Attorney-at-Law

REFORMATION SYMPHONY

In Uncategorized on 01/12/2015 at 16:36

No, not Felix Mendelssohn’s Fifth, Op. 107. This is an essay by Judge Cohen on Tax Court’s power to reform a couple of Forms 872 that recite what Judge Cohen finds to be mutually mistaken dates for SOL expiry.

The opinion is Hartland Management Services, Inc., et al., 2014 T. C. Memo. 8, filed 1/12/15. The “al”s, by the way, are la famille Kunkel and another Corp. (hereinafter designated collectively as “the crew”). The crew were represented by an attorney/CPA, and IRS was auditing the crew extensively.

IRS prepared 872s for the crew, but got the dates wrong. They meant to extend the SOL for assessments for years under audit and nearing the three-year limit, but put in extending the SOL for the current year, which hadn’t even ended yet, much less was subject to audit.

The issue was the Section 6662(a) chops. The crew gave up on the deficiencies, and they weren’t small. Moreover, the case went up on stipulated facts, and the crew put in no reasonable reliance evidence.

Judge Cohen finds that Tax Court can reform the Forms 872.

First, the party asserting SOL has ultimate burden of persuasion, even though it can shift burden of proof; but if the other side (the non-asserter) can show evidence that SOL hasn’t run, the ball goes back to the asserter.

Here, “Respondent and petitioners chose not to present their cases at trial. As a result, there is no testimony to affirm, contradict, or be weighed as to the intent of the parties. Similarly, there are no relevant documents in the record that clearly state the intended taxable periods. Instead, both parties rely solely on the stipulation of facts and attached exhibits.” 2014 T. C. Memo. 8, at p. 8.

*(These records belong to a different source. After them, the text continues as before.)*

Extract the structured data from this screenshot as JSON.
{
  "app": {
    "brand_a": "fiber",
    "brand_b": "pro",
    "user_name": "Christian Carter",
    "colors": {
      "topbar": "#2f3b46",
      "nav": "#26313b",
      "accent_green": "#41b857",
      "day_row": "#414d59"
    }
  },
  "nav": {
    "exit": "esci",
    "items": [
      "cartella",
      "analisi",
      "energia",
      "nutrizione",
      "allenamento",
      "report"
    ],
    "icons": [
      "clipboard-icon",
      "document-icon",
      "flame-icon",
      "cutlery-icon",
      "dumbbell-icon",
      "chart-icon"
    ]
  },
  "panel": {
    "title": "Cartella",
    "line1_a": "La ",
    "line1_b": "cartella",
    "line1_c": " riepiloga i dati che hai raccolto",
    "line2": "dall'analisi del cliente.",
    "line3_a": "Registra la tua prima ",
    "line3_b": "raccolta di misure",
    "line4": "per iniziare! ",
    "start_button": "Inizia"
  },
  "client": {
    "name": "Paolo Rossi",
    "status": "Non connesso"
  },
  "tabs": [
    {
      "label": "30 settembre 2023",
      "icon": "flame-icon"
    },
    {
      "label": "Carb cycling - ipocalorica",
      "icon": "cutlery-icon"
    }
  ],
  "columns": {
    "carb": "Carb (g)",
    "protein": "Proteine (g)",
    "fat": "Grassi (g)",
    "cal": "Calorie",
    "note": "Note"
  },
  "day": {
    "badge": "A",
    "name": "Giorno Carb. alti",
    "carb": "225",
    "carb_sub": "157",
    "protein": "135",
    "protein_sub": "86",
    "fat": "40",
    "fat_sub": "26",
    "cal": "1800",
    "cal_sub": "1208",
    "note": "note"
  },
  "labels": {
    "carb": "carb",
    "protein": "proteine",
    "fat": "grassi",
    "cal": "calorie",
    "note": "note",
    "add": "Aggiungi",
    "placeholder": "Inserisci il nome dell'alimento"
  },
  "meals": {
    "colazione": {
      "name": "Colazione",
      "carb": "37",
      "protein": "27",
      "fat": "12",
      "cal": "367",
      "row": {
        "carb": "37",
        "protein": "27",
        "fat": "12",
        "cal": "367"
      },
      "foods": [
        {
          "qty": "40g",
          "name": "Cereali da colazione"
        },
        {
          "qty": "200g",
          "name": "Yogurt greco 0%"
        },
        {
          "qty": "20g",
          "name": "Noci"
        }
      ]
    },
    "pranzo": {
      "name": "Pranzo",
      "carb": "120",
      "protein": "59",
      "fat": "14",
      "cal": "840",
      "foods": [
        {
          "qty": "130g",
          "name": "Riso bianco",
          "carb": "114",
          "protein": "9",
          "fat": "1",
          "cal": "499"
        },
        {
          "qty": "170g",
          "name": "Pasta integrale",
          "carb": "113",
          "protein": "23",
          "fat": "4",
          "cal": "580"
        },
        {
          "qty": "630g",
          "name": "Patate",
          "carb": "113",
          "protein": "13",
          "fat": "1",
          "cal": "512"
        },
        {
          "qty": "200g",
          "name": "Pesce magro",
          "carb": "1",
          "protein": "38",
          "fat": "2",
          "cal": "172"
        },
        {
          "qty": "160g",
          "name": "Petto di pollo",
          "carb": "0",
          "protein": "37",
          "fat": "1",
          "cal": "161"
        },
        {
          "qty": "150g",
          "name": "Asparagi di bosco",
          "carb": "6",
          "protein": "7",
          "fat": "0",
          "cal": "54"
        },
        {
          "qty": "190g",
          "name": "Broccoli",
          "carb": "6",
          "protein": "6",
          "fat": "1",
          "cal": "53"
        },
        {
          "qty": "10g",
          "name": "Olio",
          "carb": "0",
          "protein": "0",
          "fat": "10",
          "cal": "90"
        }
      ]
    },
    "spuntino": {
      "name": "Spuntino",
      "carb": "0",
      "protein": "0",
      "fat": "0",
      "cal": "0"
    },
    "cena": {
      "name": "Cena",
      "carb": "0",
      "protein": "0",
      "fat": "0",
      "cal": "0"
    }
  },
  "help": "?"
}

Judge Cohen: “While it is long established that the Commissioner ‘takes the risk of any defect in the documents upon which he relies as waivers’, this Court nevertheless has the power to reform Form 872 to conform to the intent of the parties. Reformation is an equitable remedy used to reframe written contracts to reflect the real agreement between the parties when, because of mutual mistake, the writing does not embody the contract intended.” 2014 T. C. Memo. 8, at p 9. (Citations omitted).

I can hear some of my readers saying “Huh? How come? I thought Tax Court had no general equitable jurisdiction.” And that’s true.

But there’s an out, and a good explanation can be found in Kelley v. Com’r, 45 F.3d 348 (9th Cir., 1995). While Tax Court hasn’t general equitable jurisdiction, so that it can extend the statutory limits of its jurisdiction to bail out someone in need, it can apply equitable principles in a case where it has jurisdiction and need not go outside the statutory stockade to apply those principles.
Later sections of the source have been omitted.